Telepharmacy and telemedicine companies selling compounded drugs and making drug-like claims for compounded products generally believe that they are safe from FDA scrutiny since the FDA primarily targets manufacturers of pharmaceuticals. However, it is important to note that the FDA has exerted jurisdiction over healthcare providers who are making claims about products for unapproved uses.
Enforcement
Companies and individuals using deceptive marketing in connection with telehealth are subject not only to regulatory oversight, but also civil and criminal penalties.
In July 2022 the Department of Justice (DOJ) announced criminal charges against thirty-six defendants, including a telemedicine company executive and clinical laboratory executives, for more than $1.2 billion in alleged fraudulent schemes involving telemedicine. In one of the cases, an operator of several clinical laboratories “was charged in connection with a scheme to pay over $16 million in kickbacks to marketers who, in turn, paid kickbacks to telemedicine companies and call centers in exchange for doctors’ orders.”
In 2023, Joelson Viveros faced criminal charges related to his allegedly investing in and assisted with a kickback scheme regarding a network of pharmacies that operated a call center. At this call center, telemarketers persuaded Medicare beneficiaries to accept prescriptions for expensive medications that they neither needed nor wanted. Viveros allegedly obtained signed prescriptions by paying kickbacks to two telemedicine companies.
In 2023 executives and owners of DMERx, an internet-based platform for doctors’ orders, were also indicted. The indictments included the CEO prior to a corporate acquisition and the CEO and vice president of the company that operated it after the acquisition. Defendants were allegedly paid for connecting pharmacies, durable medical equipment suppliers, and marketers to telemedicine companies that “would accept illegal kickbacks and bribes in exchange for orders that were transmitted using the DMERx platform.” Allegedly, the prescriptions were not medically necessary and were based on a brief telephone call with the alleged patient or no interaction at all.
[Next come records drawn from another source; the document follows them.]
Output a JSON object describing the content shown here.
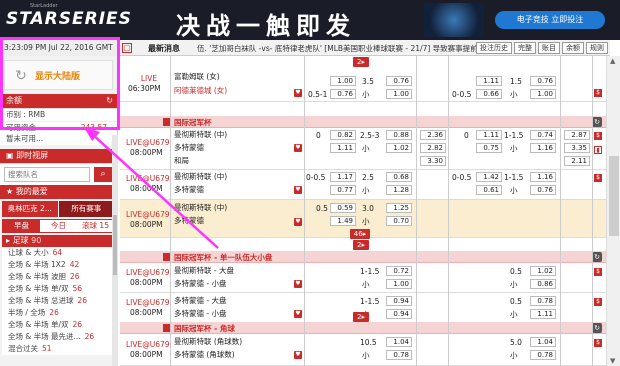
{
  "banner": {
    "logo": "STARSERIES",
    "logo_sub": "StarLadder",
    "slogan": "决战一触即发",
    "promo_button": "电子竞技 立即投注"
  },
  "left": {
    "datetime": "3:23:09 PM Jul 22, 2016 GMT +8",
    "mainland_label": "显示大陆版",
    "balance_title": "余额",
    "currency_row": "币别 : RMB",
    "credit_label": "可用资金",
    "credit_value": "243.57",
    "pending_label": "暂未可用...",
    "live_title": "即时视屏",
    "search_placeholder": "搜索队名",
    "fav_title": "我的最爱",
    "tab_a": "奥林匹克 2...",
    "tab_b": "所有赛事",
    "tab_early": "早盘",
    "tab_today": "今日",
    "tab_live": "滚球",
    "tab_live_count": "15",
    "sport_name": "足球",
    "sport_count": "90",
    "markets": [
      {
        "label": "让球 & 大小",
        "count": "64"
      },
      {
        "label": "全场 & 半场 1X2",
        "count": "42"
      },
      {
        "label": "全场 & 半场 波胆",
        "count": "26"
      },
      {
        "label": "全场 & 半场 单/双",
        "count": "56"
      },
      {
        "label": "全场 & 半场 总进球",
        "count": "26"
      },
      {
        "label": "半场 / 全场",
        "count": "26"
      },
      {
        "label": "全场 & 半场 单/双",
        "count": "26"
      },
      {
        "label": "全场 & 半场 最先进...",
        "count": "26"
      },
      {
        "label": "混合过关",
        "count": "51"
      }
    ]
  },
  "header": {
    "sq": "□",
    "news": "最新消息",
    "ticker": "伍. '芝加哥白袜队 -vs- 底特律老虎队' [MLB美国职业棒球联赛 - 21/7] 导致赛事提前开",
    "btn_history": "投注历史",
    "btn_complete": "完整",
    "btn_bets": "账目",
    "btn_balance": "余额",
    "btn_rules": "规则"
  },
  "rows": [
    {
      "time_a": "LIVE",
      "time_b": "06:30PM",
      "home": "富勒姆联 (女)",
      "away": "阿德莱德城 (女)",
      "hcap": "0.5-1",
      "h1": "1.00",
      "h2": "0.76",
      "ou": "3.5",
      "ou_under": "小",
      "o1": "0.76",
      "o2": "1.00",
      "hhcap": "0-0.5",
      "hh1": "1.11",
      "hh2": "0.66",
      "hou": "1.5",
      "hou_under": "小",
      "ho1": "0.76",
      "ho2": "1.00"
    },
    {
      "time_a": "LIVE@U679",
      "time_b": "08:00PM",
      "home": "曼彻斯特联 (中)",
      "away": "多特蒙德",
      "draw": "和局",
      "hcap": "0",
      "h1": "0.82",
      "h2": "1.11",
      "ou": "2.5-3",
      "ou_under": "小",
      "o1": "0.88",
      "o2": "1.02",
      "x1": "2.36",
      "x2": "2.82",
      "x3": "3.30",
      "hhcap": "0",
      "hh1": "1.11",
      "hh2": "0.75",
      "hou": "1-1.5",
      "hou_under": "小",
      "ho1": "0.74",
      "ho2": "1.16",
      "hx1": "2.87",
      "hx2": "3.35",
      "hx3": "2.11"
    },
    {
      "time_a": "LIVE@U679",
      "time_b": "08:00PM",
      "home": "曼彻斯特联 (中)",
      "away": "多特蒙德",
      "hcap": "0-0.5",
      "h1": "1.17",
      "h2": "0.77",
      "ou": "2.5",
      "ou_under": "小",
      "o1": "0.68",
      "o2": "1.28",
      "hhcap": "0-0.5",
      "hh1": "1.42",
      "hh2": "0.61",
      "hou": "1-1.5",
      "hou_under": "小",
      "ho1": "1.16",
      "ho2": "0.76"
    },
    {
      "time_a": "LIVE@U679",
      "time_b": "08:00PM",
      "home": "曼彻斯特联 (中)",
      "away": "多特蒙德",
      "hcap": "0.5",
      "h1": "0.59",
      "h2": "1.49",
      "ou": "3.0",
      "ou_under": "小",
      "o1": "1.25",
      "o2": "0.70",
      "more": "46"
    },
    {
      "time_a": "LIVE@U679",
      "time_b": "08:00PM",
      "home": "曼彻斯特联 - 大盘",
      "away": "多特蒙德 - 小盘",
      "hcap": "",
      "h1": "",
      "h2": "",
      "ou": "1-1.5",
      "ou_under": "小",
      "o1": "0.72",
      "o2": "1.00",
      "hou": "0.5",
      "hou_under": "小",
      "ho1": "1.02",
      "ho2": "0.86"
    },
    {
      "time_a": "LIVE@U679",
      "time_b": "08:00PM",
      "home": "多特蒙德 - 大盘",
      "away": "多特蒙德 - 小盘",
      "ou": "1-1.5",
      "ou_under": "小",
      "o1": "0.94",
      "o2": "0.94",
      "hou": "0.5",
      "hou_under": "小",
      "ho1": "0.78",
      "ho2": "1.11"
    },
    {
      "time_a": "LIVE@U679",
      "time_b": "08:00PM",
      "home": "曼彻斯特联 (角球数)",
      "away": "多特蒙德 (角球数)",
      "ou": "10.5",
      "ou_under": "小",
      "o1": "1.04",
      "o2": "0.78",
      "hou": "5.0",
      "hou_under": "小",
      "ho1": "1.04",
      "ho2": "0.78"
    }
  ],
  "pills": [
    "2",
    "2",
    "2"
  ],
  "leagues": [
    "国际冠军杯",
    "国际冠军杯 - 单一队伍大小盘",
    "国际冠军杯 - 角球"
  ]
}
In another case, David Antonio Becerril, a medical doctor, was indicted in connection with a scheme in which he allegedly signed more than 2,800 fraudulent orders for genetic tests and medical for patients he was not treating and had never spoken to. The indictment alleged that telemarketers obtained beneficiary information and prepared fraudulent orders that Becerril signed with an average of less than forty seconds of review, and few or no orders were denied. In some cases, braces were approved for patients whose relevant limbs had already been amputated.
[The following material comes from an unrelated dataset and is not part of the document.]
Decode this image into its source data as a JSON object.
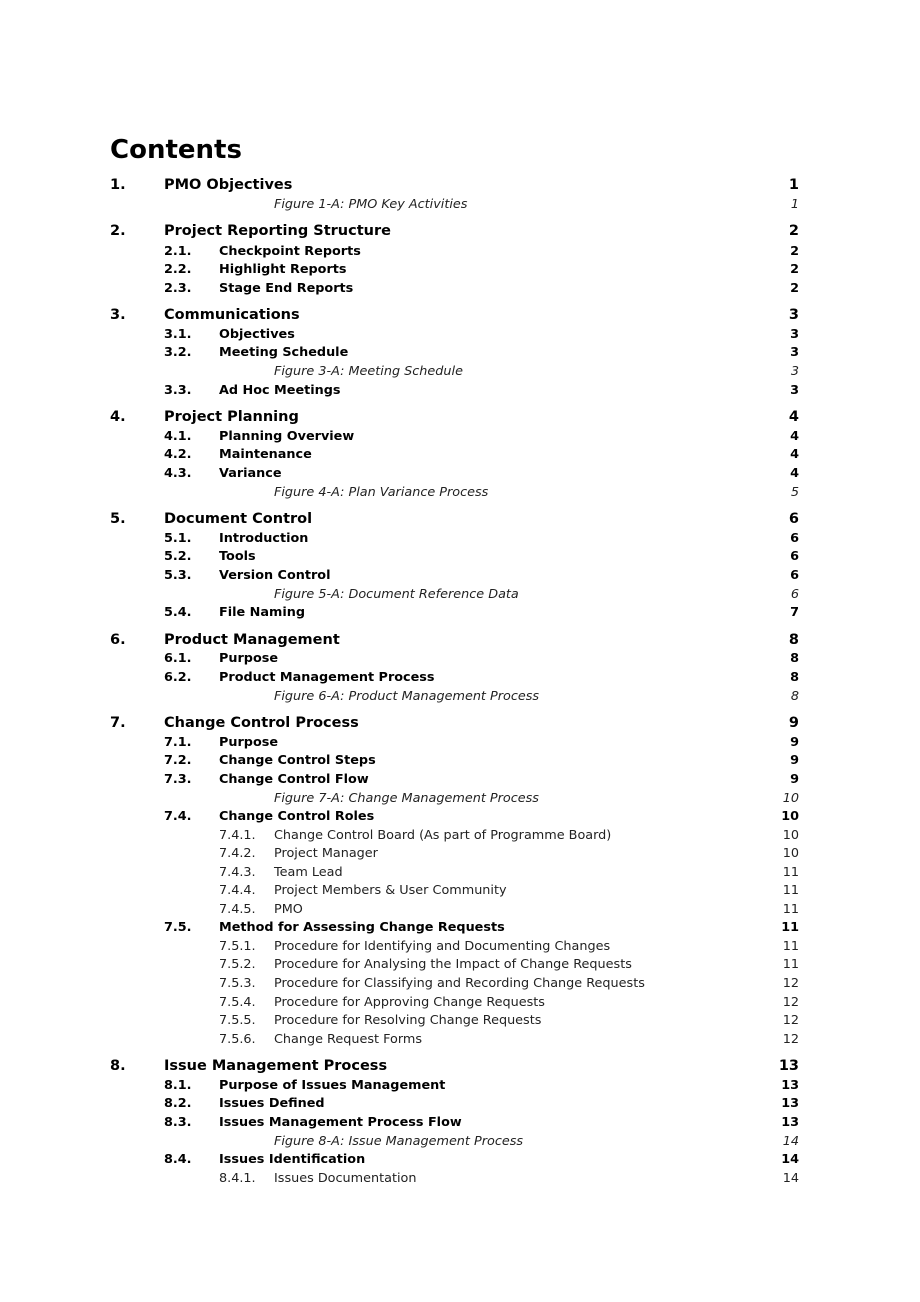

In May 2024, the DOJ charged a Long Island woman in connection with allegedly selling misbranded and adulterated weight loss drugs, including Ozempic. The defendant allegedly obtained the weight loss drugs from Central and South America and then posted dozens of videos advertising and selling the drugs.
Conclusion
As described above, investors in telehealth companies are exposed to significant risks ranging from lack of appropriate registration of providers, to privacy concerns, to inappropriate promotion. As previously discussed, the DOJ continues to target healthcare fraud and requires compliance oversight prior to and after an M&A transaction. Failure to have adequate compliance programs exposes acquirers to significant liability not only from the FDA, but also the DOJ, FTC, DEA, state regulators, and more.